I’ve been watching, with increasing dismay, the performance of our parliamentarians and their camp followers (the mainstream media) on the asylum-seeker issue.
Recently a couple of boats have foundered, and many people have drowned. This is intolerable, and the endless loops of body bags and floating corpses in life jackets have driven home the point.
I’m a little confused by the current hype, given that the greatest death toll involving asylum seekers, that of SIEV X on October 22, 2001 drew very little attention in the local media at the time.
It was reported, but there was nowhere near the saturation coverage we’re seeing now.
Best estimates had 353 people, including 146 children, 142 women and 65 men drowning in that incident, which occurred incidentally in the days of offshore processing and TPVs.
I don’t recall tears in parliament over that. Come to think of it, I don’t recall tears in parliament over the more than 400 diggers killed in Vietnam. But that’s another story.
This is not to dismiss the tragic nature of these most recent drownings, but simply to point out the confected nature of the media coverage. It is every bit as contrived as the posturing on the floor of both houses today.
At least the Greens, despite all the crap directed at them, have a set of principles on this issue which don’t change to suit the current media meme.
This is a complex and vexatious problem, but I wonder whether stripping it down to its basics might shed some light.
The basic facts are not complicated.
There are thousands of refugees holed up in Indonesia and Malaysia. If they were to follow the UNCHR processes they could expect to wait up to seventy years or more to get to Australia using officially sanctioned means. Arrivals coming this way using official channels have been averaging 60 per year from each country. I doubt too many are prepared to wait for this process to reach its conclusion.
They want to come to Australia, of course. Why wouldn’t they? We are a country that respects human rights as indicated by our support of UNHCR processes.
There is a well-organised cohort of people smugglers who, for a price, will offer them passage to Australia on dodgy boats. Some don’t make it, and drown on the way. They’re desperate, and will continue to take the risk whilst ever this trade continues.
We have international obligations under the UNHCR conventions. All our major political parties recognise these conventions, and use them (when it suits) to justify their policies.
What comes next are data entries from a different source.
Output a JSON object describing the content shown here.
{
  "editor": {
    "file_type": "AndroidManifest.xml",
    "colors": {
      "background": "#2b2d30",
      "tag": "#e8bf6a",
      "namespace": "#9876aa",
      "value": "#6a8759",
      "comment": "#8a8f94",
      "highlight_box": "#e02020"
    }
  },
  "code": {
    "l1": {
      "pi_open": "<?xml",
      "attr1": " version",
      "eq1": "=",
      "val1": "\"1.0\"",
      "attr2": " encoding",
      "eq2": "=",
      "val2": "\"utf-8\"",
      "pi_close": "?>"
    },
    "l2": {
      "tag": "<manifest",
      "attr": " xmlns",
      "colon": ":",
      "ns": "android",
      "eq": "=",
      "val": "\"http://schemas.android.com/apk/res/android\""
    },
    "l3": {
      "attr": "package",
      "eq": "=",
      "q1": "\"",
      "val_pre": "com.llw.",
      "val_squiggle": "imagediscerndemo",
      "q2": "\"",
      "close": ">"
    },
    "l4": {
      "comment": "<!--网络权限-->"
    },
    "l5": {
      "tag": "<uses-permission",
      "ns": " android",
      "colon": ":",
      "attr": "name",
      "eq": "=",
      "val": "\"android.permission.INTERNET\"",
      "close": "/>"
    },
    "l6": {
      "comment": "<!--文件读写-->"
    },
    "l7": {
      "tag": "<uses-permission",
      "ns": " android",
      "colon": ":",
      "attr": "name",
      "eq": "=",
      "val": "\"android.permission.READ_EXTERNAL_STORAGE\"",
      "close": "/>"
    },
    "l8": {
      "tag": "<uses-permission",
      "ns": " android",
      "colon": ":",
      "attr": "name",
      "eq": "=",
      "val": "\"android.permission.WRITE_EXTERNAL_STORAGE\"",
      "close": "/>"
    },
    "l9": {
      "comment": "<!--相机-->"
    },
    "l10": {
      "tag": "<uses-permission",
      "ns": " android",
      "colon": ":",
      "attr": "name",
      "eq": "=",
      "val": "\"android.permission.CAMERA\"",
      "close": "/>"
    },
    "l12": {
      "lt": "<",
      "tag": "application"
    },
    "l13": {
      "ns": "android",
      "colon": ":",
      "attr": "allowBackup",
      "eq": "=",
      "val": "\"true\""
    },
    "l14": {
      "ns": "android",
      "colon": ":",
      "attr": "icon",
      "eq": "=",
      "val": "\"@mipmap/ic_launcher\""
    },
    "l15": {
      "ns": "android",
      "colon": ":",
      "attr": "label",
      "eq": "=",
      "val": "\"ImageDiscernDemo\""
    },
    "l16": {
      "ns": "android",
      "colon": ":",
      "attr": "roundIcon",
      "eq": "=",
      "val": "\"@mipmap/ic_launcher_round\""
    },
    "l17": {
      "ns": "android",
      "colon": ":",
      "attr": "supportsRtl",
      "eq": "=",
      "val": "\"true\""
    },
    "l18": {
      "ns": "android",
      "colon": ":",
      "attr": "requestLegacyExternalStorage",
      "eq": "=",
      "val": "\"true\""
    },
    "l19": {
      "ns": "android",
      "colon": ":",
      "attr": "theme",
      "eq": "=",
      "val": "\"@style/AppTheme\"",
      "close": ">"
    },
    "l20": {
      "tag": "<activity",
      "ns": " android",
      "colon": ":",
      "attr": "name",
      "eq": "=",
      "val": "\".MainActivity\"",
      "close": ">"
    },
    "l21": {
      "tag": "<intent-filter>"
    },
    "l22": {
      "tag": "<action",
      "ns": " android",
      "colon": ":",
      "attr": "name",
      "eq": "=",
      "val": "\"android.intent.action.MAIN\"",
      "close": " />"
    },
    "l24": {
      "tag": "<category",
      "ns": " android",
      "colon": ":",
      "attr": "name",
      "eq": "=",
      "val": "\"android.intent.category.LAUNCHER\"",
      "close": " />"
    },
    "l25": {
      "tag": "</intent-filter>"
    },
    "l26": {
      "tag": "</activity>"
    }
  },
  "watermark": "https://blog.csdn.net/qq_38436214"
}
Put simply, the refugees are stuck in countries not too far to our North. They have a right under conventions we recognise to seek asylum here. We could take this population out of the official camps, process them in the host countries, and fly them to Australia more or less overnight.
They would have no need to pay people smugglers. The so-called business model would fall in a heap.
This assumes, of course, that we really do welcome refugees. A quick read of any of the right wing blogs reveals of course, a rich vein of racist xenophobia which continues to hold our politicians in thrall since wee Johnny used it to help him win an election.
The same xenophobia existed in the days of the Vietnamese boat people, but back then we had politicians with backbone who offered leadership, so we processed them and brought them here anyway.
I witnessed this xenophobia first hand when driving a busload of Vietnamese kids to a cinema in Enoggera in 1976. A driver pulled up whilst they were getting out of the bus at the cinema and proceeded to call them “dirty Noggie c**ts”. Fortunately, their English wasn’t good enough to get the full gist, but they knew he was hostile.
The point of this story is that a proportion of these cretins will always exist, but they’re best ignored. You don’t (as Howard did) exploit their ignorance for political advantage.
On the whole, the Vietnamese have become great citizens. Have you looked at the national registrar of medicos lately and seen how many Dr Nguyens are listed?
So we could solve the “problem” of boat people drowning quickly and easily. But I wonder if the “problem” has more to do with our attitude towards refugees than it has to do with lives at risk.
We take a tiny proportion of international refugees in this country. We rank 91st (per 1USD per capita) on the list. The Yanks take more refugees (border hoppers) in a weekend than we do in a year.
There is an issue of newly-arrived refugees concentrating in ghettos, usually in the poorer sectors of our major cities, particularly Sydney and Melbourne. This is unfortunate, and it works against assimilation, and scares the bejesus out of the locals.
There is a solution to this. Remember the Australia Card? Ignore the bleatings of the Libertarians, introduce it, make it compulsory for everyone to carry, and pass legislation that sets up immigration zones. Acceptance of citizenship could be made conditional on residence in one of these zones.
Sounds a bit “big-brother”? Perhaps, but I doubt it’s any more totalitarian than offshore processing.